Gli ambientalisti si domandano mai quale sia la componente essenziale del nostro cibo?
Ebbene, si tratta del carbonio, che viene assimilato dalle piante sotto forma di CO2, che è l’unico stadio grazie al quale il carbonio passa dallo stato fisico a quello vivente.
Milioni di anni addietro la presenza della CO2 sul nostro pianeta era venti volte maggiore dell’attuale, e in quel periodo apparvero le prime piante, capaci di assimilarlo ma poco efficienti nel farlo per la sua presenza massiccia.
La progressiva riduzione della CO2 nell’atmosfera fece sviluppare piante dotate di apparati fogliari più efficienti nell’assorbimento di questo elemento vitale, ma la presenza della CO2 nell’aria è arrivata, pochi decenni addietro, ad un livello così modesto da mettere in pericolo – se fosse scesa ancora – la stessa sopravvivenza delle piante, primo elemento della catena alimentare che cul-mina nei cibi che mangiamo ogni giorno.

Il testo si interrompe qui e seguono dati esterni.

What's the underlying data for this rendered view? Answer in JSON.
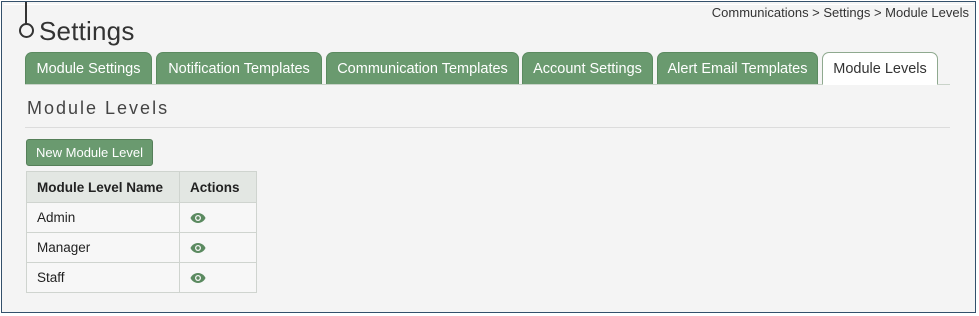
{
  "page": {
    "title": "Settings"
  },
  "breadcrumb": "Communications > Settings > Module Levels",
  "tabs": [
    {
      "label": "Module Settings",
      "active": false
    },
    {
      "label": "Notification Templates",
      "active": false
    },
    {
      "label": "Communication Templates",
      "active": false
    },
    {
      "label": "Account Settings",
      "active": false
    },
    {
      "label": "Alert Email Templates",
      "active": false
    },
    {
      "label": "Module Levels",
      "active": true
    }
  ],
  "section": {
    "title": "Module Levels"
  },
  "new_button": {
    "label": "New Module Level"
  },
  "table": {
    "headers": [
      "Module Level Name",
      "Actions"
    ],
    "rows": [
      {
        "name": "Admin",
        "action_icon": "eye-icon"
      },
      {
        "name": "Manager",
        "action_icon": "eye-icon"
      },
      {
        "name": "Staff",
        "action_icon": "eye-icon"
      }
    ]
  },
  "colors": {
    "accent": "#6a9a6f",
    "frame": "#33506b",
    "icon": "#5b8a60"
  }
}
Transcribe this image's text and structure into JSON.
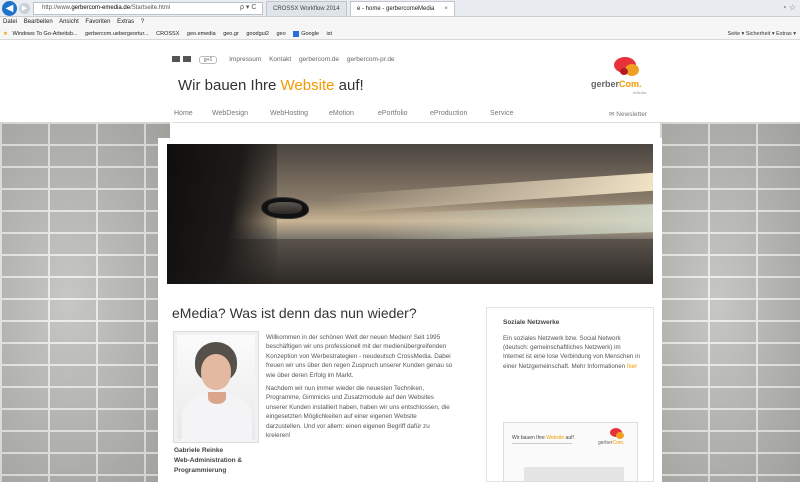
{
  "browser": {
    "url_prefix": "http://www.",
    "url_host": "gerbercom-emedia.de",
    "url_path": "/Startseite.html",
    "url_controls": "ρ ▾ C",
    "tabs": [
      {
        "label": "CROSSX Workflow 2014"
      },
      {
        "label": "e - home - gerbercomeMedia",
        "close": "×"
      }
    ],
    "window_controls": "◔ ☆",
    "menu": [
      "Datei",
      "Bearbeiten",
      "Ansicht",
      "Favoriten",
      "Extras",
      "?"
    ],
    "favorites": [
      "Windows To Go-Arbeitsb...",
      "gerbercom.uebergeortur...",
      "CROSSX",
      "geo.emedia",
      "geo.gr",
      "goodgui2",
      "geo",
      "Google",
      "ist"
    ],
    "toolbar_right": "Seite ▾  Sicherheit ▾  Extras ▾"
  },
  "site": {
    "top_links": [
      "Impressum",
      "Kontakt",
      "gerbercom.de",
      "gerbercom-pr.de"
    ],
    "gplus": "g+1",
    "headline_start": "Wir bauen Ihre ",
    "headline_highlight": "Website",
    "headline_end": " auf!",
    "logo_text": "gerber",
    "logo_text_2": "Com.",
    "logo_tagline": "eMedia",
    "nav": [
      "Home",
      "WebDesign",
      "WebHosting",
      "eMotion",
      "ePortfolio",
      "eProduction",
      "Service"
    ],
    "newsletter": "Newsletter"
  },
  "main": {
    "title": "eMedia? Was ist denn das nun wieder?",
    "intro_p1": "Willkommen in der schönen Welt der neuen Medien! Seit 1995 beschäftigen wir uns professionell mit der medienübergreifenden Konzeption von Werbestrategien - neudeutsch CrossMedia. Dabei freuen wir uns über den regen Zuspruch unserer Kunden genau so wie über deren Erfolg im Markt.",
    "intro_p2": "Nachdem wir nun immer wieder die neuesten Techniken, Programme, Gimmicks und Zusatzmodule auf den Websites unserer Kunden installiert haben, haben wir uns entschlossen, die eingesetzten Möglichkeiten auf einer eigenen Website darzustellen. Und vor allem: einen eigenen Begriff dafür zu kreieren!",
    "caption_name": "Gabriele Reinke",
    "caption_role_1": "Web-Administration &",
    "caption_role_2": "Programmierung"
  },
  "sidebar": {
    "title": "Soziale Netzwerke",
    "text": "Ein soziales Netzwerk bzw. Social Network (deutsch: gemeinschaftliches Netzwerk) im Internet ist eine lose Verbindung von Menschen in einer Netzgemeinschaft. Mehr Informationen",
    "more": "hier",
    "thumb_title_start": "Wir bauen Ihre ",
    "thumb_title_hl": "Website",
    "thumb_title_end": " auf!"
  },
  "colors": {
    "accent": "#f29a00",
    "logo_red": "#e8323a",
    "ie_blue": "#1e73c9"
  }
}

Grande utilizzatrice della CO2 è, dunque, l’agricoltura, e se si teme che il livello di tale gas cresca troppo, la vera cura sarebbe non già quella di intervenire mettendolo in enormi serbatoi sotterranei – come da alcuni ventilato, e la spesa sarebbe a dir poco catastrofica per l’economia mondiale – ma aumentando il verde presente sul pianeta, cosa realizzabile evitando la desertifica-zione, sviluppando tecnologicamente piante più “voraci” di CO2, che sarebbero così anche più produttive, insomma ampliando le superfici agricole e rendendole più efficienti.
Ma allora, ha senso l’allarme che moltissimi lanciano sull’inquinamento della terra? Certamente, ma non bisogna sbagliare nell’individuare le cause di esso, che vanno rinvenute nell’anidride solforosa, negli ossidi d’azoto e in molti altri residui di combustione e di altre attività che sono svolte dall’uomo, oltre che nelle emissioni vulcaniche.

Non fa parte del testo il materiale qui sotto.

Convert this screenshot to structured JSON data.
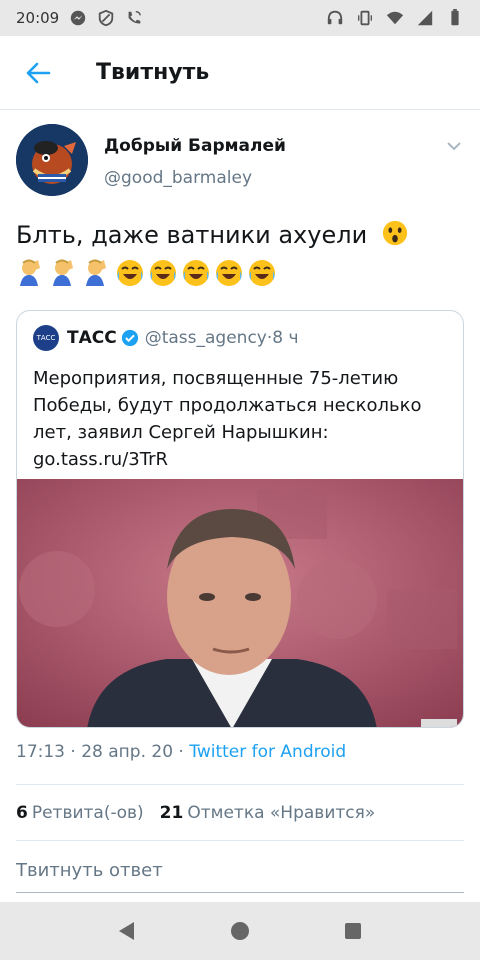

Proprio sulla base di queste considerazioni, che la comunità scientifica sta studiando con sempre maggiore attenzione, si deve premere perché si cessino le sconsiderate battaglie contro un supposto nemico che, se ben adoperato, è il nostro migliore amico.

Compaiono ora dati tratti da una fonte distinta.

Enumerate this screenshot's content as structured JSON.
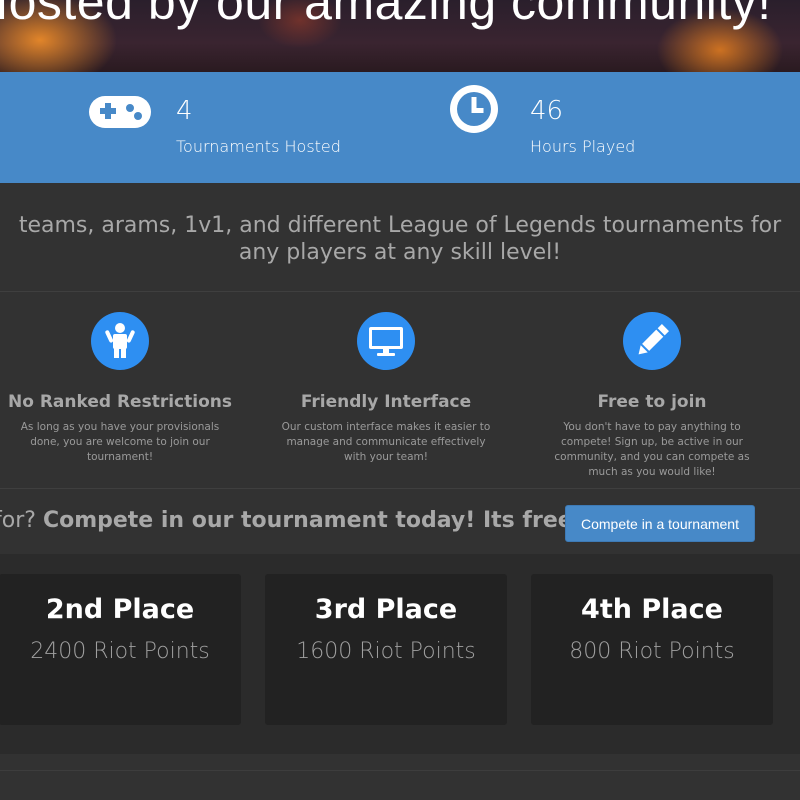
{
  "hero": {
    "title": "Hosted by our amazing community!"
  },
  "stats": [
    {
      "icon": "gamepad-icon",
      "value": "4",
      "label": "Tournaments Hosted"
    },
    {
      "icon": "clock-icon",
      "value": "46",
      "label": "Hours Played"
    }
  ],
  "description": {
    "line1": "teams, arams, 1v1, and different League of Legends tournaments for",
    "line2": "any players at any skill level!"
  },
  "features": [
    {
      "icon": "person-icon",
      "title": "No Ranked Restrictions",
      "text": "As long as you have your provisionals done, you are welcome to join our tournament!"
    },
    {
      "icon": "monitor-icon",
      "title": "Friendly Interface",
      "text": "Our custom interface makes it easier to manage and communicate effectively with your team!"
    },
    {
      "icon": "pencil-icon",
      "title": "Free to join",
      "text": "You don't have to pay anything to compete! Sign up, be active in our community, and you can compete as much as you would like!"
    }
  ],
  "cta": {
    "lead": "for?",
    "bold": "Compete in our tournament today! Its free!",
    "button_label": "Compete in a tournament"
  },
  "prizes": [
    {
      "place": "2nd Place",
      "points": "2400 Riot Points"
    },
    {
      "place": "3rd Place",
      "points": "1600 Riot Points"
    },
    {
      "place": "4th Place",
      "points": "800 Riot Points"
    }
  ],
  "colors": {
    "accent": "#4789c8",
    "icon_circle": "#2e8ff2",
    "background": "#323232",
    "card": "#222222"
  }
}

Per questo l’agricoltura deve essere sempre più performante, e non tanto grazie ad un uso abnorme di insetticidi e di erbicidi (che certi partigiani dell’ambiente antico, medievale e inefficiente, preferiscono chiamare con una parola senza senso, nella nostra lingua: pesticidi, cioè,
letteralmente, uccisori della peste), quanto mercé la sua modernizzazione, l’uso coerente delle tecnologie contemporanee, il recupero dei suoli e lo stop a certe cementificazioni dissennate.
Più agricoltura, dunque, e meno disaccoppiamento, a voler essere sintetici nel rivolgerci all’Europa e, indirettamente, alla WTO.
(Editoriale pubblicato su “Rivista di Diritto Alimentare” Anno VII, numero 1, Gennaio-Marzo 2013)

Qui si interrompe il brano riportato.